Personal information
- Full name: Cristiano Moraes de Oliveira
- Date of birth: 28 September 1983 (age 42)
- Place of birth: Manaus, Brazil
- Height: 1.74 m (5 ft 8+1⁄2 in)
- Position: Attacking midfielder

Senior career*
- Years: Team / Apps / (Gls)
- 2001–2005: Nacional-AM
- 2005: → São Raimundo (loan)
- 2005–2009: Paços Ferreira / 98 / (13)
- 2009–2011: PAOK / 15 / (0)
- 2011: Sporting CP / 4 / (0)
- 2011: Beira-Mar / 10 / (2)
- 2012: Criciúma / 5 / (1)
- 2012–2013: Vitória Setúbal / 23 / (2)
- 2013: Nacional-AM / 2 / (0)
- 2014: Manaus
- Total:  / 157 / (18)

= Cristiano (footballer, born 1983) =

Brazilian footballer

Cristiano Moraes de Oliveira (born 28 September 1983), known simply as Cristiano, is a Brazilian former professional footballer who played as an attacking midfielder.

He spent most of his career in Portugal, amassing Primeira Liga totals of 135 games and 17 goals over the course of eight seasons, almost exclusively with Paços de Ferreira.

==Club career==
Born in Manaus, Amazonas, Cristiano started playing football with two local clubs, Nacional Futebol Clube and São Raimundo Esporte Clube (AM), representing the latter on loan.

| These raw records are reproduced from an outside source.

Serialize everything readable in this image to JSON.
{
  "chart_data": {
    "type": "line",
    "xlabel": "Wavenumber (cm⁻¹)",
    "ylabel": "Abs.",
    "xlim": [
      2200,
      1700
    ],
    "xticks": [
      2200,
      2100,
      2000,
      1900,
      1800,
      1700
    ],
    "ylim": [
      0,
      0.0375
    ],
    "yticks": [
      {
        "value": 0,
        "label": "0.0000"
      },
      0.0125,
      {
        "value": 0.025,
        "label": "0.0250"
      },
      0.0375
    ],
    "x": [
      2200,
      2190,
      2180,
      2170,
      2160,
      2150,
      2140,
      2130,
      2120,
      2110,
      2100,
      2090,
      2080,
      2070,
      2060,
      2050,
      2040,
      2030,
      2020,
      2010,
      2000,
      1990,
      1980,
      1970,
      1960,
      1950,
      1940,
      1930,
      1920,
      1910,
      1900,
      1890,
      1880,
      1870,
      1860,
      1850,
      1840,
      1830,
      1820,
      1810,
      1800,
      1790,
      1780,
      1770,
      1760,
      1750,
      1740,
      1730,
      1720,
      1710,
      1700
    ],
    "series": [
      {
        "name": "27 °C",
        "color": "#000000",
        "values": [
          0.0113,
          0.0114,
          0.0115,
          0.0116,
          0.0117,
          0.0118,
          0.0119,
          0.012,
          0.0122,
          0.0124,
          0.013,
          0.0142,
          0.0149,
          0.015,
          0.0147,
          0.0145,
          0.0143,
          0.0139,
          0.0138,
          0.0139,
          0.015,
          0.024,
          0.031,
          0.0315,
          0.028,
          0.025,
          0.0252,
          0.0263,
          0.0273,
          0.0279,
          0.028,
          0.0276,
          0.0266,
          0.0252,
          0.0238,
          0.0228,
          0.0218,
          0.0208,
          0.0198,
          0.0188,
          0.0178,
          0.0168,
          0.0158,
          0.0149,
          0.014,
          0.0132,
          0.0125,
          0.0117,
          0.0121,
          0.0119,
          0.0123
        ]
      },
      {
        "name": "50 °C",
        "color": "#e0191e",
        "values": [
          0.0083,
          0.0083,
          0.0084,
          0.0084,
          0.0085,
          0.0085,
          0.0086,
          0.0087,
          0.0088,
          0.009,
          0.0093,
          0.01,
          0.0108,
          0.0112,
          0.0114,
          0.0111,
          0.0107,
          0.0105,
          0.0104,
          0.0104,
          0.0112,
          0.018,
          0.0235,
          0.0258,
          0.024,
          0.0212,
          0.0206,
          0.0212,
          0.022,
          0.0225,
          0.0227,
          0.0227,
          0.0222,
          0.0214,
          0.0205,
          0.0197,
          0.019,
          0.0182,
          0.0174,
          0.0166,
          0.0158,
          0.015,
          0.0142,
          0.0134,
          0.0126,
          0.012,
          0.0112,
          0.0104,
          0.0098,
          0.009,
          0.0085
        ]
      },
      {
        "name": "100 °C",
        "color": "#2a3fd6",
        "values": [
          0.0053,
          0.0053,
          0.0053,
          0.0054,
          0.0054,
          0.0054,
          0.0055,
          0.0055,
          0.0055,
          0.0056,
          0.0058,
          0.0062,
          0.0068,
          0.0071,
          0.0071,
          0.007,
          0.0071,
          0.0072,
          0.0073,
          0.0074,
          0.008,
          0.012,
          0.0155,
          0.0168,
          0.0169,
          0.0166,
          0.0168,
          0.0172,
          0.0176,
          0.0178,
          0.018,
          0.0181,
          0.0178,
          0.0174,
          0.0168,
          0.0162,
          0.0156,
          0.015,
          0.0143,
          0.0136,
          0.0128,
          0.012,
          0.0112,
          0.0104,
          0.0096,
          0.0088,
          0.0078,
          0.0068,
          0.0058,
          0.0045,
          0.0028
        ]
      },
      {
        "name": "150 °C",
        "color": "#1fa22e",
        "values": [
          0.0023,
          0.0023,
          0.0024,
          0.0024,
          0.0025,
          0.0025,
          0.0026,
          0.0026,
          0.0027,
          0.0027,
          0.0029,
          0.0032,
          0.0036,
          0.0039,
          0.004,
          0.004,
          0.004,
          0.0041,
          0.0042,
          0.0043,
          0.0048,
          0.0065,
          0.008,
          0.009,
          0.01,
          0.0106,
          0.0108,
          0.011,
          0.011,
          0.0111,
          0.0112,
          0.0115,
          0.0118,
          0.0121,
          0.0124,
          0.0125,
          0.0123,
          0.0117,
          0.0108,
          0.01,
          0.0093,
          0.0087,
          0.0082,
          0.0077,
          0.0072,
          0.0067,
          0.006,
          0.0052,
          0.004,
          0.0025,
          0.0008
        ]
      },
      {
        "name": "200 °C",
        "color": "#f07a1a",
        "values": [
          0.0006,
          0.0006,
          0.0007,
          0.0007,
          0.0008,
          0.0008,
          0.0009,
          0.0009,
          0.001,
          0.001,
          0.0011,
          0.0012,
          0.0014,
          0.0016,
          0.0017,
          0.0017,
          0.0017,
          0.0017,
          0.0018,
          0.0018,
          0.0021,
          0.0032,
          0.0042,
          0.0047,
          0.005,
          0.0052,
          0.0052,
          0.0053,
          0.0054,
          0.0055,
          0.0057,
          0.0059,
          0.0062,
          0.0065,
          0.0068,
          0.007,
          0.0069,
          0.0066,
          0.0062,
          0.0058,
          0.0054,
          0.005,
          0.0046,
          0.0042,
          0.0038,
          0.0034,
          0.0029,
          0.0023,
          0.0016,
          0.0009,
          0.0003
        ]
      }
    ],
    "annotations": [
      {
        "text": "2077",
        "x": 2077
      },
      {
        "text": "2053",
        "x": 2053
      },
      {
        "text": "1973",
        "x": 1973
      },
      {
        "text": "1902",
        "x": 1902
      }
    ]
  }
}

In August 2005 he moved to Portugal and joined F.C. Paços de Ferreira, being rarely used in his debut season in the Primeira Liga (eight appearances, all as a substitute).

In the 2006–07 campaign, Cristiano contributed 26 matches – two goals, one of them in a 1–1 home draw against Sporting CP on 17 February 2007– as Paços finished in sixth position, qualifying for the UEFA Cup for the first time in their history. He continued to feature regularly for the northerners in the subsequent seasons, scoring a career-best seven goals in 2008–09.

On 6 November 2009, Cristiano netted twice in the 3–0 away win over C.F. Belenenses. In the following transfer window, he moved to PAOK FC from Greece on a two-and-a-half-year contract; after only a few games, he suffered an anterior cruciate ligament injury, being sidelined for about six months.

Cristiano returned to Portugal in late January 2011, joining Sporting as a free agent and reuniting with his former Paços de Ferreira manager Paulo Sérgio. In June, having made just five competitive appearances, he was released and signed a two-year deal with S.C. Beira-Mar shortly after.